I first heard about Ulysses during a smoke break behind the McDonald’s. My coworker—hairnet askew, grease on his apron—had his nose buried in a beat-up book instead of his phone. Between drags of his cigarette, he looked up and said, “You’re a writer, right? You have to read this.” The book was James Joyce’s Ulysses. I scoffed, assuming he was joking. Ulysses is legendary, heralded as both the best novel in the English language and the hardest to read. What was this burger-flipper doing with it? He wasn’t joking, though. He launched into a passionate (and profanity-laced) monologue about how the novel changed his perspective on writing and dared me to give it a shot. There we were, two underpaid workers on a greasy curb, discussing high modernist literature. It was surreal. He stubbed out his cigarette, handed me his copy, and said, “Good luck. Don’t bite off more than you can chew.” I would soon learn how apt that idiom was.
I took the book home that night, the blue cover speckled with fryer oil, and felt a mix of curiosity and dread.

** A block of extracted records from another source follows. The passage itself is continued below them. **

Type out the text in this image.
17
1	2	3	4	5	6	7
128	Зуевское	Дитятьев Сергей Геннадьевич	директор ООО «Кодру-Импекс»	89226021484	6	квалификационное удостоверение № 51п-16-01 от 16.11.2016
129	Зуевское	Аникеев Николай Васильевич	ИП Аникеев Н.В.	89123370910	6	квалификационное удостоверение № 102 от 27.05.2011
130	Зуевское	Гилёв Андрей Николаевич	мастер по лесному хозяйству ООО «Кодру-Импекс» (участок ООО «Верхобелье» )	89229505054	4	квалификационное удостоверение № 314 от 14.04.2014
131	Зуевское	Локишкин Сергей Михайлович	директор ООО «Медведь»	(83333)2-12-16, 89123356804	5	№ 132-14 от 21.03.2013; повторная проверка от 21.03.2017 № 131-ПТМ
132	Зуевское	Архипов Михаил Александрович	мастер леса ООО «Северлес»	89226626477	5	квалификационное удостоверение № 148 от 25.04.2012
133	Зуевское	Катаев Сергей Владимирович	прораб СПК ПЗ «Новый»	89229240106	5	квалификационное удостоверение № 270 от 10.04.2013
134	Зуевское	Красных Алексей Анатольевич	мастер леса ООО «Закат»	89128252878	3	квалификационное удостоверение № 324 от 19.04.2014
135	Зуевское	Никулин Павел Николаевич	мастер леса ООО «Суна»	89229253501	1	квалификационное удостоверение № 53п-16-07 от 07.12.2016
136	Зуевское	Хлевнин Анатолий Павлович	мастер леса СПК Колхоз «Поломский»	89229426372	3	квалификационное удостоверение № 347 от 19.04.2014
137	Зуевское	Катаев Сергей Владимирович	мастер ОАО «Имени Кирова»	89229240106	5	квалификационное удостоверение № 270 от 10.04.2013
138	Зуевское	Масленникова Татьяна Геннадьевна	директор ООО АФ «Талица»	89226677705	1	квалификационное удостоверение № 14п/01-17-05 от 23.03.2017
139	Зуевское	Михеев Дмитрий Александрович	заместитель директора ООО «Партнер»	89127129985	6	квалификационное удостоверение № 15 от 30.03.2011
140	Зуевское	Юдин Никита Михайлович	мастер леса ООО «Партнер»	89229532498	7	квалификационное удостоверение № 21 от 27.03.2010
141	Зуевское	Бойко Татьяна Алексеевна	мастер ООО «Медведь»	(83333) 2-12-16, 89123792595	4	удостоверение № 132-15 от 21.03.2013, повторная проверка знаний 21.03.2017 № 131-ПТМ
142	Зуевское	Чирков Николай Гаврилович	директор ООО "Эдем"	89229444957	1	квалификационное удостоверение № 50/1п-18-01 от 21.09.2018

I’m an aspiring fiction writer who’s always been cautious of pretentious literary gatekeeping, and Ulysses has always seemed like the ultimate gatekeeper. People speak of it in reverent tones or roll their eyes at it. It’s the kind of book people lie about having read to sound smart, just like War & Peace. Still, here was this unpretentious coworker genuinely recommending it. If he could get something out of it, maybe I could too. I cracked open the novel with a vivid memory of his grin, part genuine enthusiasm, part “just wait and see.” Thus, my Sisyphean journey began.
Biting Off More Than I Can Chew
Armed with nothing but overconfidence and my coworker’s encouragement, I dove into Ulysses. Immediately, I felt like I’d bitten off more than I could chew. The first chapter (“Telemachus,” I later learned it’s called) seemed okay at first glance: a hungover Buck Mulligan cracking jokes in a Dublin tower. I chuckled at some banter, thinking, This might not be so bad. But by chapter three, I was officially lost at sea. There’s a section where Stephen Dedalus wanders a beach, and his stream-of-consciousness thoughts dissolve into a dense fog of words. Sentences stretched for half a page, references to Aristotle and obscure Latin phrases popped up without explanation. My eyes skimmed the same paragraph five times with zero comprehension. It felt like someone had handed me a puzzle with half the pieces missing. A wave of literary dizziness washed over me as I realized I understood almost nothing. This wasn’t a casual read; it was a code to crack.